For years now, Jeff Han has been working on large-screen multitouch displays.
Han and his company, Perceptive Pixel, are best known for creating the giant touch wall that John King and others at CNN use to break down elections.
While Apple, Microsoft and others have targeted consumers, Perceptive Pixel has focused on niche professional markets, especially the defense and government sector.
But, after years of watching the small touchscreen device market from the sidelines, Han said he thinks he is pretty close to creating his first products that will run on those devices.
“Mobile is interesting,” he said in an interview last month at his New York offices (in the Manhattan building that Google is buying, with the amazing roof view seen below). “How can you ignore a billion devices being sold every year?”
Han said there is a reason he has stayed focused on the high end of the market.
“I have a personal bias,” he told Mobilized. “I want computers to be functional, not just playful.”
The modern tablet, he said, is the first consumer device that has enough pixels and the precision sensors to potentially be of interest to Perceptive Pixel. In particular, Han said he is intrigued by the idea of using tablets to allow meeting participants to interact with a nearby larger touchscreen that might be in use by someone leading a meeting.
“We’re looking at mobile and slate devices as a way to tie into this family of collaboration [products],” he said, noting that’s where Perceptive Pixel is spending its energy when it comes to mobile, as opposed to coming up with some killer app that works only on smaller screens. “There are a lot of smart people creating mobile apps.”
Han said his first mobile efforts should come out early next year–in the first quarter or early in the second quarter, though he wouldn’t give more specifics.

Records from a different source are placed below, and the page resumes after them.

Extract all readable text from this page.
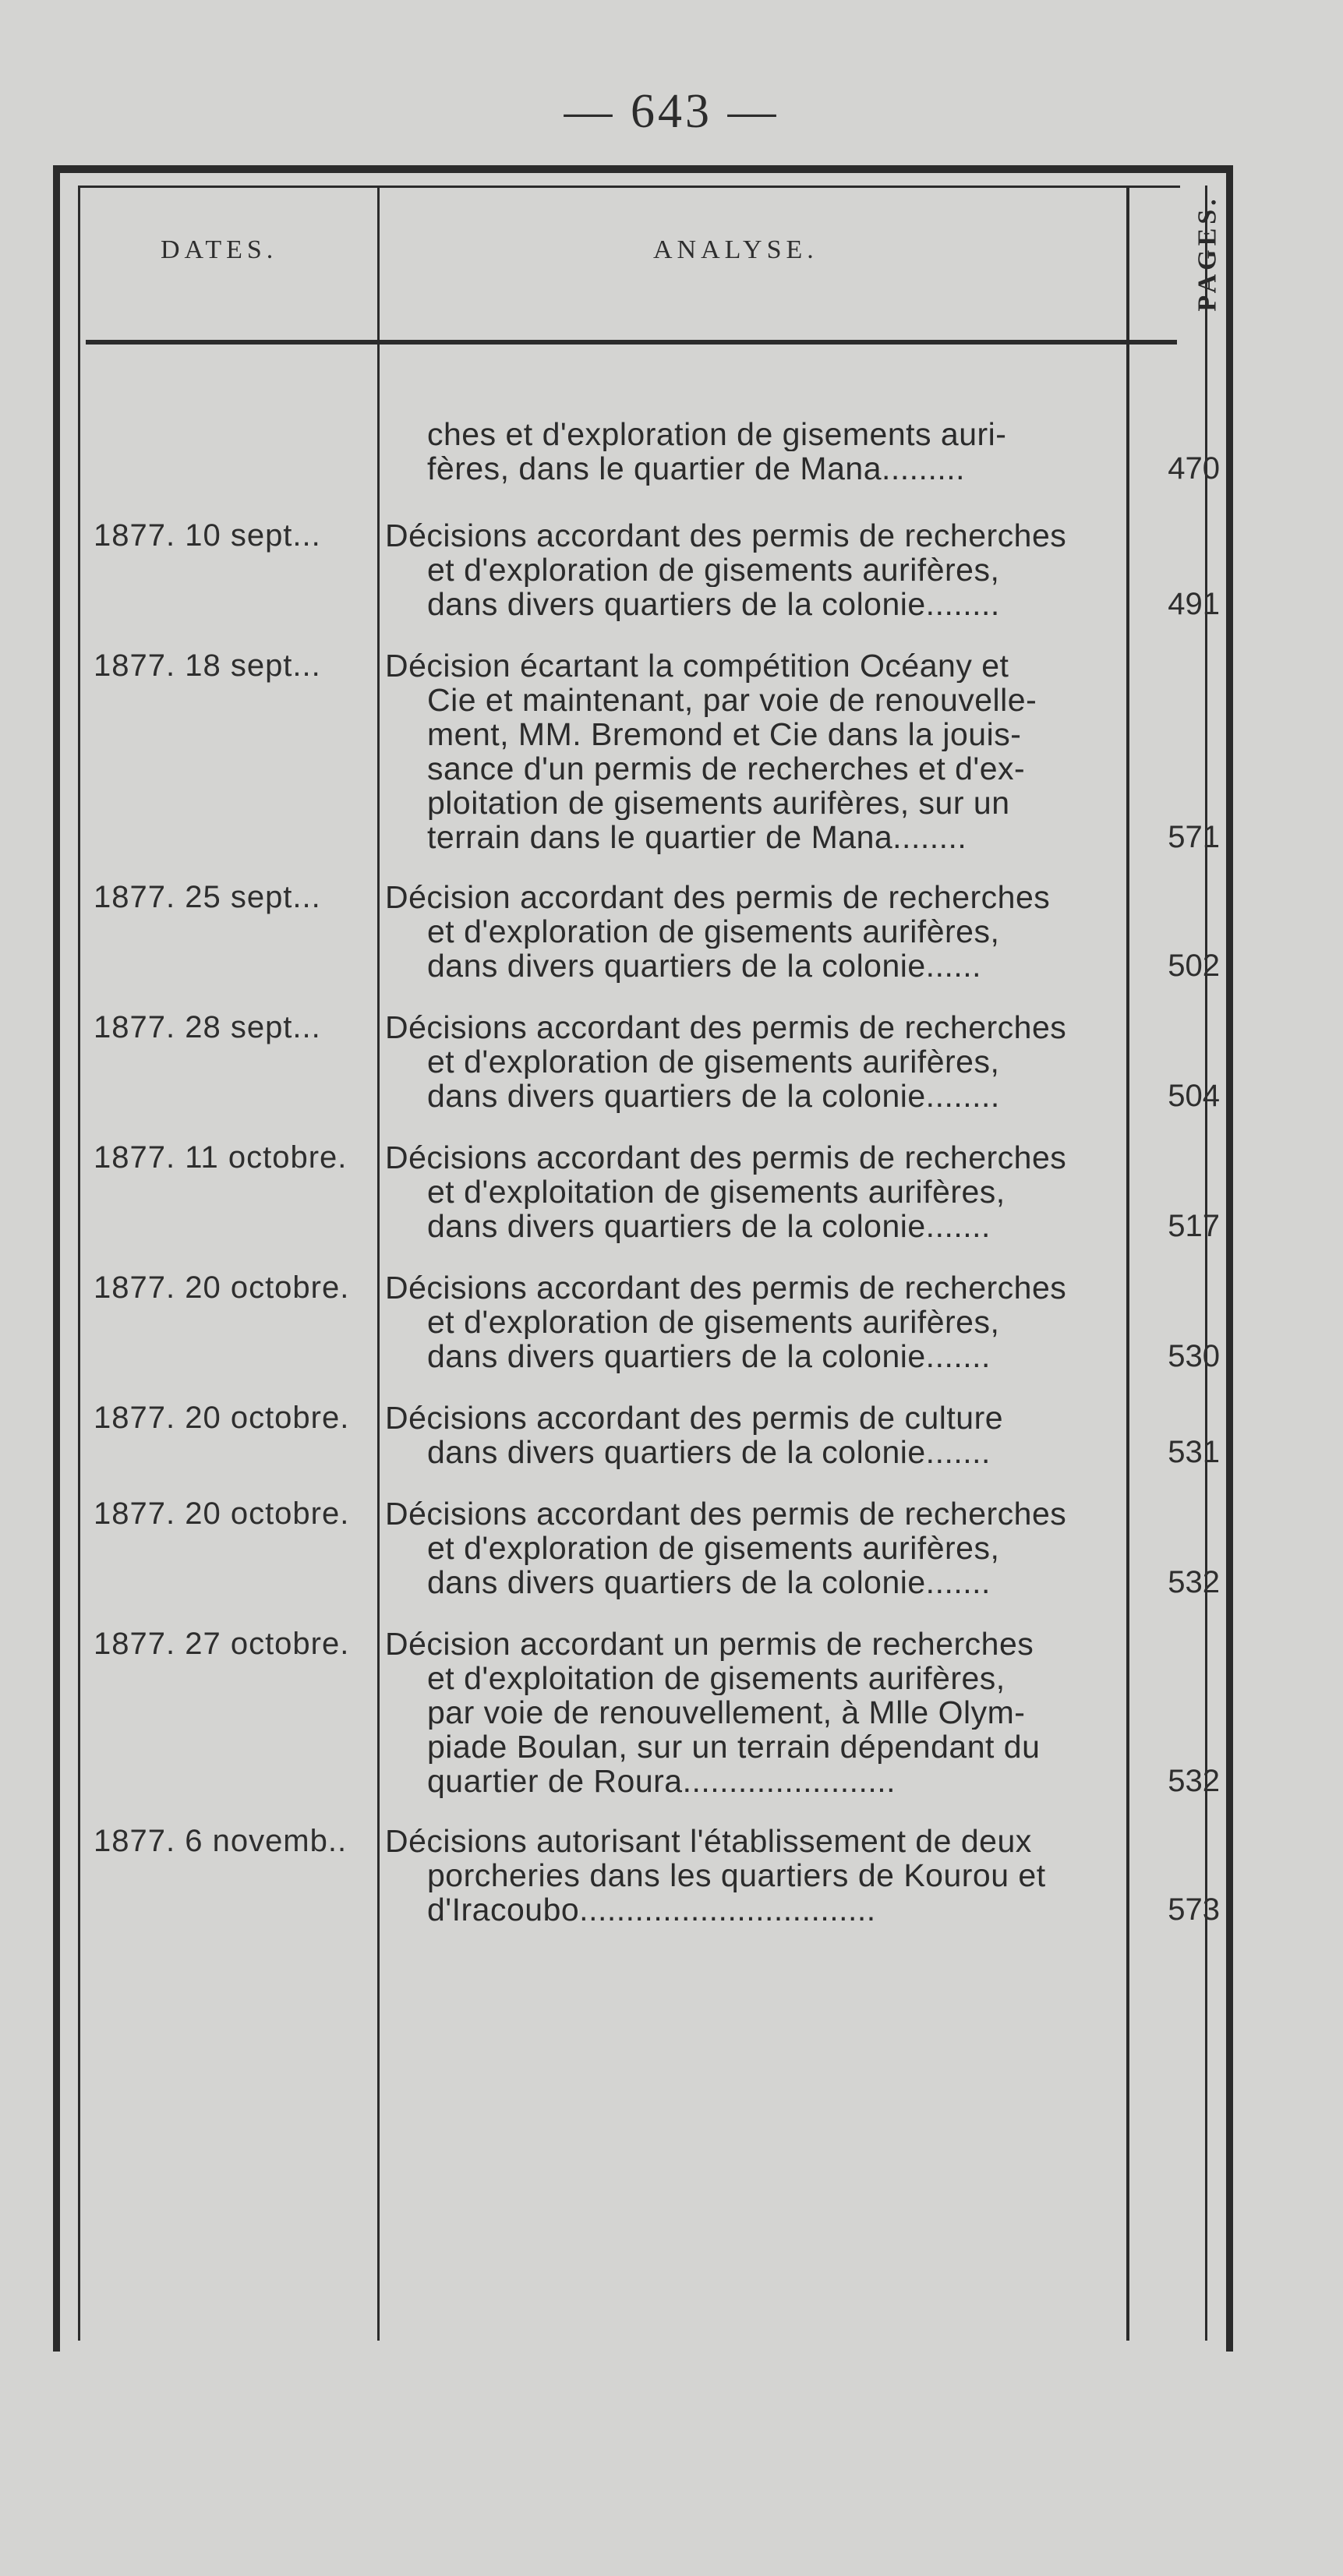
— 643 —
DATES.	ANALYSE.	PAGES.
ches et d'exploration de gisements auri-
fères, dans le quartier de Mana.........	470
1877. 10 sept... Décisions accordant des permis de recherches
et d'exploration de gisements aurifères,
dans divers quartiers de la colonie........	491
1877. 18 sept... Décision écartant la compétition Océany et
Cie et maintenant, par voie de renouvelle-
ment, MM. Bremond et Cie dans la jouis-
sance d'un permis de recherches et d'ex-
ploitation de gisements aurifères, sur un
terrain dans le quartier de Mana........	571
1877. 25 sept... Décision accordant des permis de recherches
et d'exploration de gisements aurifères,
dans divers quartiers de la colonie......	502
1877. 28 sept... Décisions accordant des permis de recherches
et d'exploration de gisements aurifères,
dans divers quartiers de la colonie........	504
1877. 11 octobre. Décisions accordant des permis de recherches
et d'exploitation de gisements aurifères,
dans divers quartiers de la colonie.......	517
1877. 20 octobre. Décisions accordant des permis de recherches
et d'exploration de gisements aurifères,
dans divers quartiers de la colonie.......	530
1877. 20 octobre. Décisions accordant des permis de culture
dans divers quartiers de la colonie.......	531
1877. 20 octobre. Décisions accordant des permis de recherches
et d'exploration de gisements aurifères,
dans divers quartiers de la colonie.......	532
1877. 27 octobre. Décision accordant un permis de recherches
et d'exploitation de gisements aurifères,
par voie de renouvellement, à Mlle Olym-
piade Boulan, sur un terrain dépendant du
quartier de Roura.......................	532
1877. 6 novemb.. Décisions autorisant l'établissement de deux
porcheries dans les quartiers de Kourou et
d'Iracoubo................................	573
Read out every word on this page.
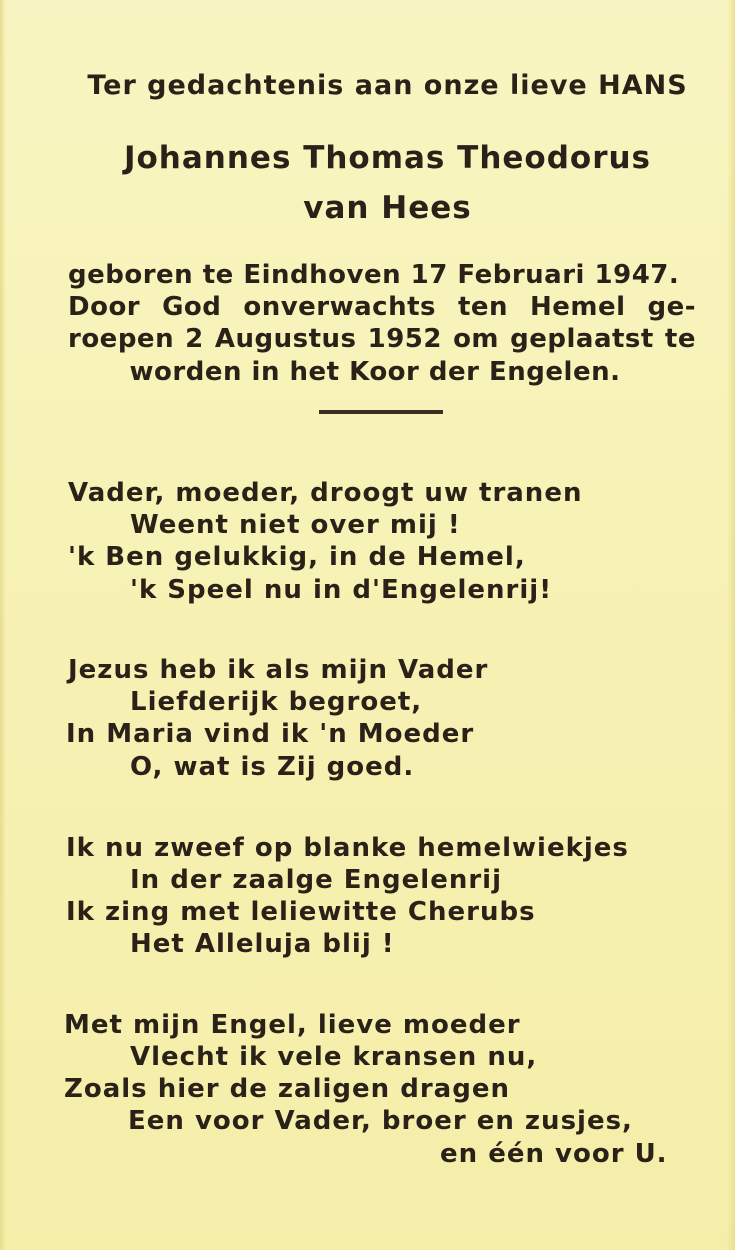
Ter gedachtenis aan onze lieve HANS
Johannes Thomas Theodorus
van Hees
geboren te Eindhoven 17 Februari 1947.
Door God onverwachts ten Hemel ge-
roepen 2 Augustus 1952 om geplaatst te
worden in het Koor der Engelen.
Vader, moeder, droogt uw tranen
Weent niet over mij !
'k Ben gelukkig, in de Hemel,
'k Speel nu in d'Engelenrij!
Jezus heb ik als mijn Vader
Liefderijk begroet,
In Maria vind ik 'n Moeder
O, wat is Zij goed.
Ik nu zweef op blanke hemelwiekjes
In der zaalge Engelenrij
Ik zing met leliewitte Cherubs
Het Alleluja blij !
Met mijn Engel, lieve moeder
Vlecht ik vele kransen nu,
Zoals hier de zaligen dragen
Een voor Vader, broer en zusjes,
en één voor U.
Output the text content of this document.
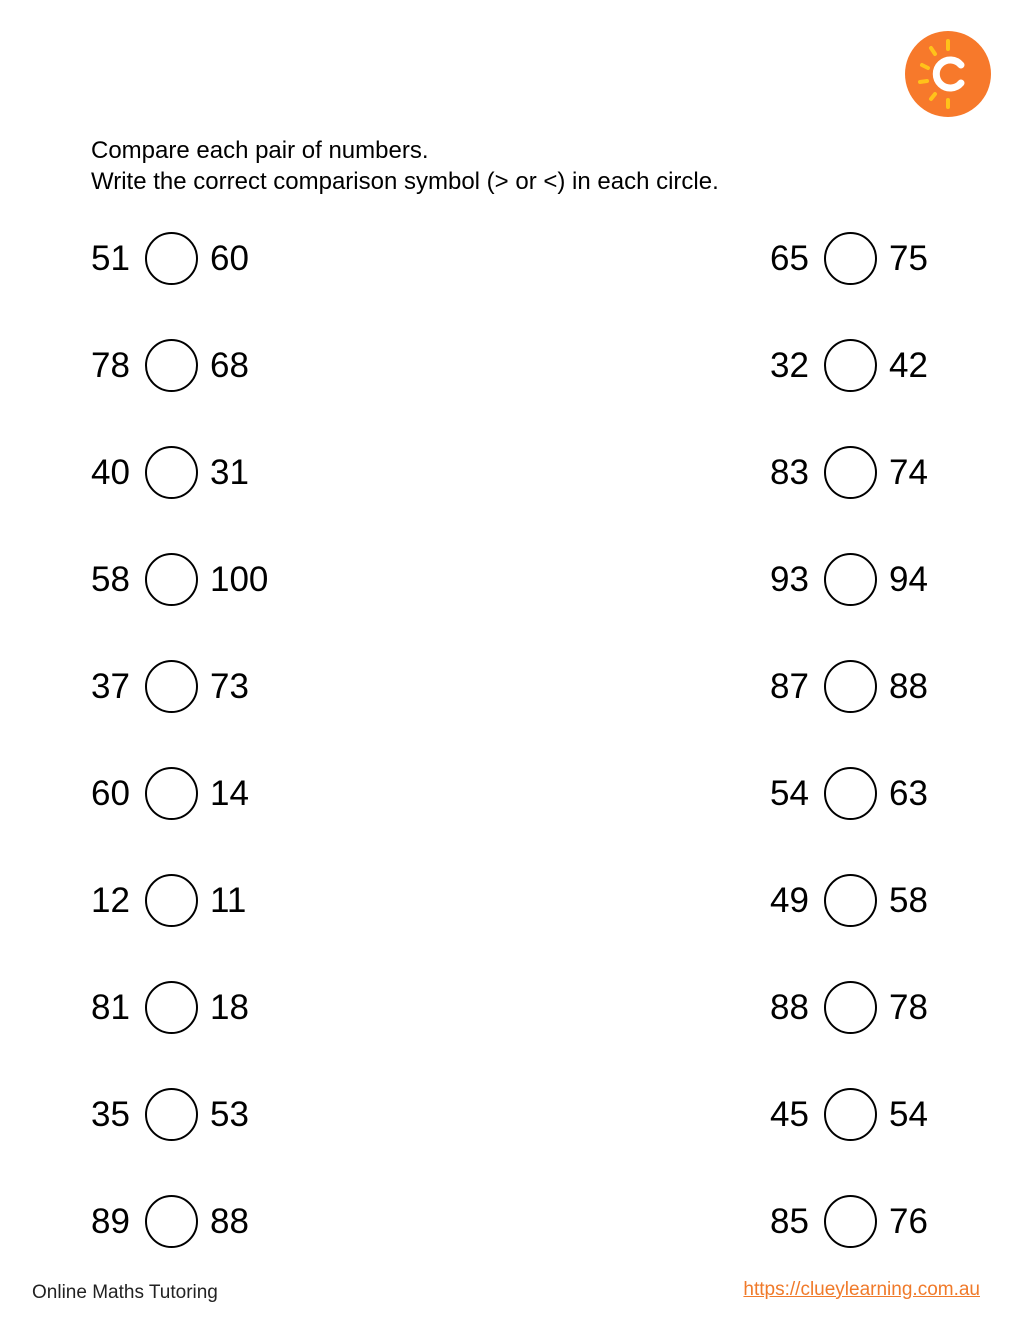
Compare each pair of numbers.
Write the correct comparison symbol (> or <) in each circle.
51 60
78 68
40 31
58 100
37 73
60 14
12 11
81 18
35 53
89 88
65 75
32 42
83 74
93 94
87 88
54 63
49 58
88 78
45 54
85 76
Online Maths Tutoring	https://clueylearning.com.au
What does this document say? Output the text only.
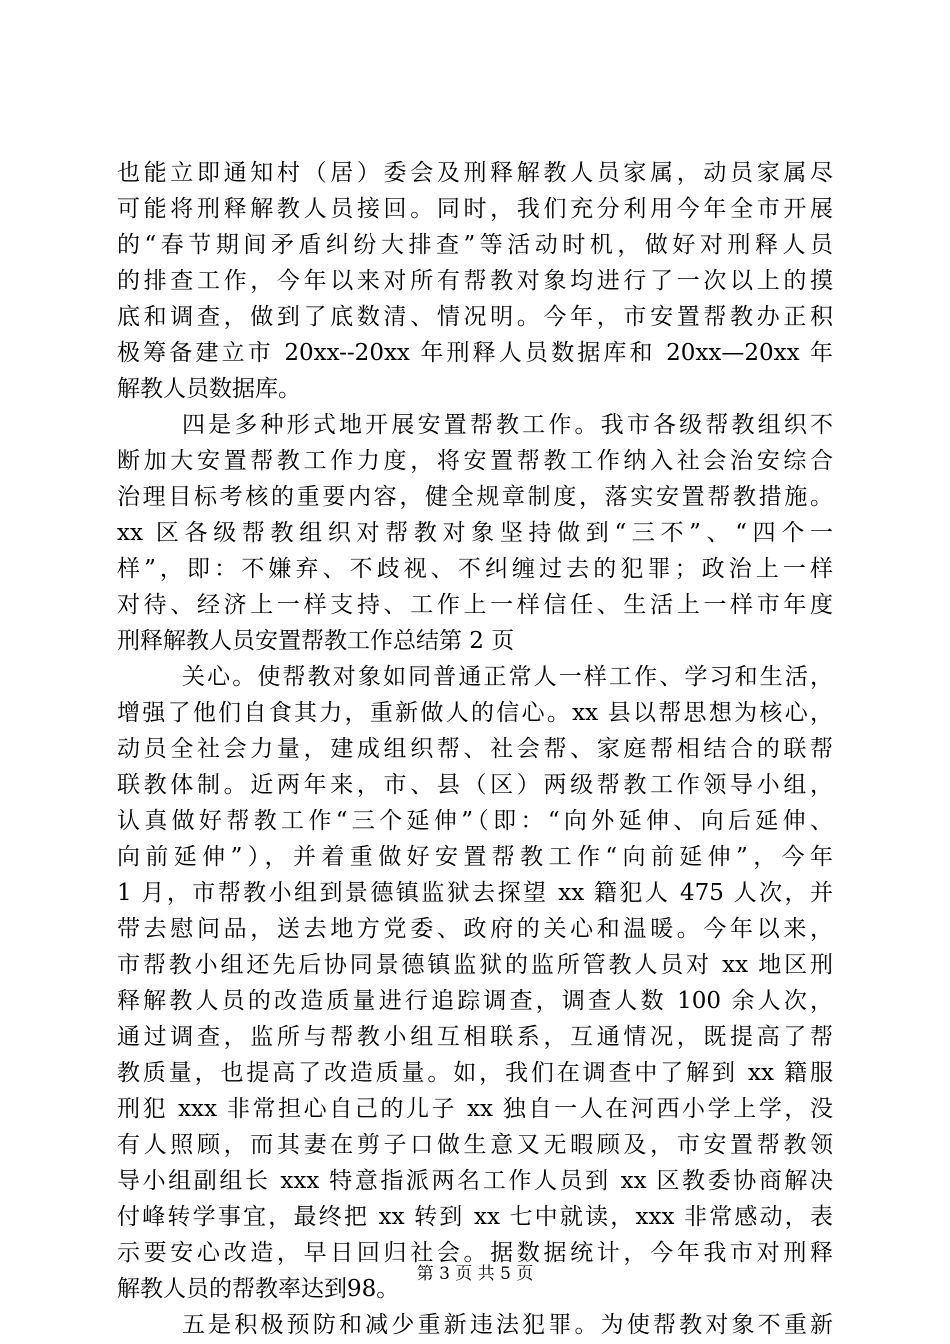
也能立即通知村（居）委会及刑释解教人员家属，动员家属尽
可能将刑释解教人员接回。同时，我们充分利用今年全市开展
的“春节期间矛盾纠纷大排查”等活动时机，做好对刑释人员
的排查工作，今年以来对所有帮教对象均进行了一次以上的摸
底和调查，做到了底数清、情况明。今年，市安置帮教办正积
极筹备建立市 20xx--20xx 年刑释人员数据库和 20xx—20xx 年
解教人员数据库。
四是多种形式地开展安置帮教工作。我市各级帮教组织不
断加大安置帮教工作力度，将安置帮教工作纳入社会治安综合
治理目标考核的重要内容，健全规章制度，落实安置帮教措施。
xx 区各级帮教组织对帮教对象坚持做到“三不”、“四个一
样”，即：不嫌弃、不歧视、不纠缠过去的犯罪；政治上一样
对待、经济上一样支持、工作上一样信任、生活上一样市年度
刑释解教人员安置帮教工作总结第 2 页
关心。使帮教对象如同普通正常人一样工作、学习和生活，
增强了他们自食其力，重新做人的信心。xx 县以帮思想为核心，
动员全社会力量，建成组织帮、社会帮、家庭帮相结合的联帮
联教体制。近两年来，市、县（区）两级帮教工作领导小组，
认真做好帮教工作“三个延伸”（即：“向外延伸、向后延伸、
向前延伸”），并着重做好安置帮教工作“向前延伸”，今年
1 月，市帮教小组到景德镇监狱去探望 xx 籍犯人 475 人次，并
带去慰问品，送去地方党委、政府的关心和温暖。今年以来，
市帮教小组还先后协同景德镇监狱的监所管教人员对 xx 地区刑
释解教人员的改造质量进行追踪调查，调查人数 100 余人次，
通过调查，监所与帮教小组互相联系，互通情况，既提高了帮
教质量，也提高了改造质量。如，我们在调查中了解到 xx 籍服
刑犯 xxx 非常担心自己的儿子 xx 独自一人在河西小学上学，没
有人照顾，而其妻在剪子口做生意又无暇顾及，市安置帮教领
导小组副组长 xxx 特意指派两名工作人员到 xx 区教委协商解决
付峰转学事宜，最终把 xx 转到 xx 七中就读，xxx 非常感动，表
示要安心改造，早日回归社会。据数据统计，今年我市对刑释
解教人员的帮教率达到98。
五是积极预防和减少重新违法犯罪。为使帮教对象不重新
第 3 页 共 5 页
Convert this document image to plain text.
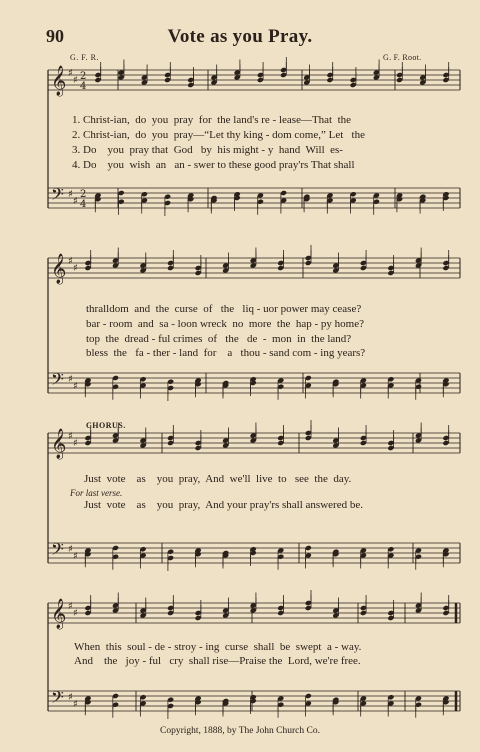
90	Vote as you Pray.
G. F. R.	G. F. Root.
𝄞
𝄢
♯
♯
♯
♯
2
4
2
4
𝄞
𝄢
♯
♯
♯
♯
𝄞
𝄢
♯
♯
♯
♯
𝄞
𝄢
♯
♯
♯
♯
1. Christ-ian,  do  you  pray  for  the land's re - lease—That  the
2. Christ-ian,  do  you  pray—“Let thy king - dom come,” Let   the
3. Do    you  pray that  God   by  his might - y  hand  Will  es-
4. Do    you  wish  an   an - swer to these good pray'rs That shall
thralldom  and  the  curse  of   the   liq - uor power may cease?
bar - room  and  sa - loon wreck  no  more  the  hap - py home?
top  the  dread - ful crimes  of   the   de  -  mon  in  the land?
bless  the   fa - ther - land  for    a   thou - sand com - ing years?
CHORUS.
Just  vote    as    you  pray,  And  we'll  live  to   see  the  day.
For last verse.
Just  vote    as    you  pray,  And your pray'rs shall answered be.
When  this  soul - de - stroy - ing  curse  shall  be  swept  a - way.
And    the   joy - ful   cry  shall rise—Praise the  Lord, we're free.
Copyright, 1888, by The John Church Co.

Whatever Perceptive Pixel ends up doing in the tablet space, Han said his plan is to eventually have it support multiple operating systems, though Han said the company will probably only qualify certain devices. So far, he said, Apple’s iOS and the iPad seem best suited to the applications he has in mind, while the real-time touch performance on Android has certain issues.
“We’re not going to just let it run on anything out there,” he said. “Some of them just can’t guarantee a good user interface.”